Vou tentar ser didática para explicar o que foi o desfile da Gucci inverno 2018/19, em Milão, nessa semana. Tentarei, mas não sei se tenho estofo intelectual, histórico e cultural para chegar lá.

Alessandro Michele revolucionou a marca, Ddesde que desembarcou nela, em janeiro de 2015. A Gucci levantou um voo fenomenal em meio a um mundo cheio de crises no mercado do consumo.

Em 2017, as vendas aumentaram em 42% e o faturamento bateu a casa dos £6 bilhões de euros. Para isso acontecer, Michele trabalhou em direções bem coesas. Suas referências são baseadas no que foi hit no passado da Gucci com a adição de um humor kitsch. Existe um nonsense forte. E não havendo uma conexão direta, explícita com a realidade, a gente pode exprimi-la melhor e acredito que é por esse caminho que o doutor Michele vai.
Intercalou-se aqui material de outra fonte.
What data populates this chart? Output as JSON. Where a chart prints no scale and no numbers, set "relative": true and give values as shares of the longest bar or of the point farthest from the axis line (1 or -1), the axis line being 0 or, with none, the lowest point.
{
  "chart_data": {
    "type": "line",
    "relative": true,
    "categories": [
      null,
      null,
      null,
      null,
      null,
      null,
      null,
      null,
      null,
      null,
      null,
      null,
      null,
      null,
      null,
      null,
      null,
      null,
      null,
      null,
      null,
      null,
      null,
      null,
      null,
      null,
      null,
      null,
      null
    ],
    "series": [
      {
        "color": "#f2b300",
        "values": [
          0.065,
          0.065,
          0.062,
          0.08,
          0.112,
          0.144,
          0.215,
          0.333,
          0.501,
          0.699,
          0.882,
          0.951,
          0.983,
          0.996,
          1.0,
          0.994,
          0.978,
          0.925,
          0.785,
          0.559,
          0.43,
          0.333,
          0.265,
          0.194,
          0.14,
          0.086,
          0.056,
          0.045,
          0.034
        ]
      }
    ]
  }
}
Ele toca no que é indescritível e atinge o desejo coletivo de uma galera que, até bem pouco tempo atrás, não tinha nem ideia do que era a palavra Gucci. Mas agora quer e sonha em um dia comprá-la. Explico: fui um dia em uma das lojas da marca aqui em Paris, vi um grupo de jovens – todos meninos, acompanhados por um vendedor. Estavam fazendo um tour! Olhando as peças, admirando-as, experimentando-as e vendo os preços. No final da visita, todos agradecem e um avisa voltaremos dentro de dez anos quando tivermos dinheiro para comprar. Para mim, foi o momento mais revelador de contato com esse fenômeno de vendas. Eles sonham com a Gucci. Eram meninos de guetos, não eram playboys ou garotos ricos acompanhados dos pais. Estavam ali planejando o futuro de consumo deles.

Pois, então, essa conexão entre o real, a ficção e mais um discurso político de engajamento feminista, de igualdade de gêneros e tudo que se passa on e offline que Michele consegue imprimir nas coleções é pura magia.
Por isso, esse ano, tudo foi parar numa sala de cirurgia, cenário do desfile de quarta-feira (21). Dali, se segura que a viagem é longa e precisa ser minuciosamente analisada, pois existem elementos em excesso. O ponto alto de tudo são as reproduções de cabeças de dois modelos e o pequeno dragão (EU QUERO! MUITOS QUEREM!). A imagem das duas cabeças é surreal, de horror e pode ter muitas representações. O que captamos de uma mensagem é nosso e acho que essa é a grande inteligência de Michele.
Nessa fase cirúrgica, ele costura, reata, amputa, implanta e conecta ideias dentro das peças que cria. A mensagem é confusa, assim compo a vida. Mas existe uma riqueza enorme. Ao som da trilha religiosa “Stabat Mater” (1736) de Giovanni Battista Pergolesi, a Guccimania anunciou o começo de mais uma emocionante temporada. Personagens para alimentar nossos sonhos mais malucos não vão faltar.